Acresce que a matéria de facto, que suporta o pedido da Requerente, não foi contestada pela AT. E não existem quaisquer factos não provados.
Razão pela qual o tribunal arbitral entendeu estarem reunidas as condições para a apreciação imediata do mérito da causa. Tendo, em 10 de Novembro, notificado as partes da dispensa tanto da reunião arbitral prevista no artigo 18.º, como da produção de prova testemunha e realização de alegações finais.
Nessa mesma notificação, o tribunal arbitral solicitou à Requerente o envio da documentação de suporte ao pedido de ressarcimento dos custos decorrentes da emissão de garantia bancária.

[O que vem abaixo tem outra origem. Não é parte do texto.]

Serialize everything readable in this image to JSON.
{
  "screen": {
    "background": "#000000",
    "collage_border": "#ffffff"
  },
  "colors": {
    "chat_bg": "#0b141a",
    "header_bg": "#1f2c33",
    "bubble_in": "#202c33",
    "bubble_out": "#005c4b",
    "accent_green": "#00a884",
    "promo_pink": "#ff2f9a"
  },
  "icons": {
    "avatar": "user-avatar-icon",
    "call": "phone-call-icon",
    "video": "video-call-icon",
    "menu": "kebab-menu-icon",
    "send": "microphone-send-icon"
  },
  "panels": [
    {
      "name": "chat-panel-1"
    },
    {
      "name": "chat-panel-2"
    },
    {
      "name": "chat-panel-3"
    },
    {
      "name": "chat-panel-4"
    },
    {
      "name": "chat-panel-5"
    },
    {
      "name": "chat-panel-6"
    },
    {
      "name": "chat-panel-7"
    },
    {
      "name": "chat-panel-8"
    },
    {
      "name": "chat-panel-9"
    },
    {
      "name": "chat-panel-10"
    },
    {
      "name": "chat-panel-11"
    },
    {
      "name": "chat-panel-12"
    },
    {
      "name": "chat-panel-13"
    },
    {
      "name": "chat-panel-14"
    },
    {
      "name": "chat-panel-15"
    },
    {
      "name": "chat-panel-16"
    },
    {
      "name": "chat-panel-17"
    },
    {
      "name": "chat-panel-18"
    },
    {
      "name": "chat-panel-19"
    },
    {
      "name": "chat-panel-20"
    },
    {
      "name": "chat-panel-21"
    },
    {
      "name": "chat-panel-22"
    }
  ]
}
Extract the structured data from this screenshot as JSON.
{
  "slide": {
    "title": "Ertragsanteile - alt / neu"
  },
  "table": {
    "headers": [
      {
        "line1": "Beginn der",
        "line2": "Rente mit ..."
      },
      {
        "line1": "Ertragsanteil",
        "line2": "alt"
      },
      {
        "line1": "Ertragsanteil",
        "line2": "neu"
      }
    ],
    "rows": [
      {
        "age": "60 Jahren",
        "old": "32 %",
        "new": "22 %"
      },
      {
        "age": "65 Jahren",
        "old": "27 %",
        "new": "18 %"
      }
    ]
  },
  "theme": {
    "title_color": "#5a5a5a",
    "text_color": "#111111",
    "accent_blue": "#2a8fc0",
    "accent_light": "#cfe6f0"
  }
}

Em 12 de Novembro, o tribunal arbitral voltou a notificar a Requerente, nos termos da alínea c) do n.º 1 do RJAT, desta vez convidando-a ao aperfeiçoamento da petição inicial. Concretamente, a Requerente havia fixado o valor do pedido de pronúncia arbitral em 4.165,26 €, importância que corresponde à primeira prestação do Imposto do Selo.
Todavia, o tribunal arbitral entendeu que o valor económico se deve reportar à liquidação de Imposto do Selo (12.495,50 €), independentemente da correspondente modalidade de pagamento.
Para mais, o objecto do pedido de pronúncia arbitral é constituído pela liquidação do Imposto do Selo (colecta de 2013), a qual engloba as 3 prestações. E às quais se reportará a decisão arbitral.
Em 21 de Novembro a Requerente esclareceu que a garantia bancária não fora prestada, continuando as liquidações de Imposto do Selo por pagar e garantir.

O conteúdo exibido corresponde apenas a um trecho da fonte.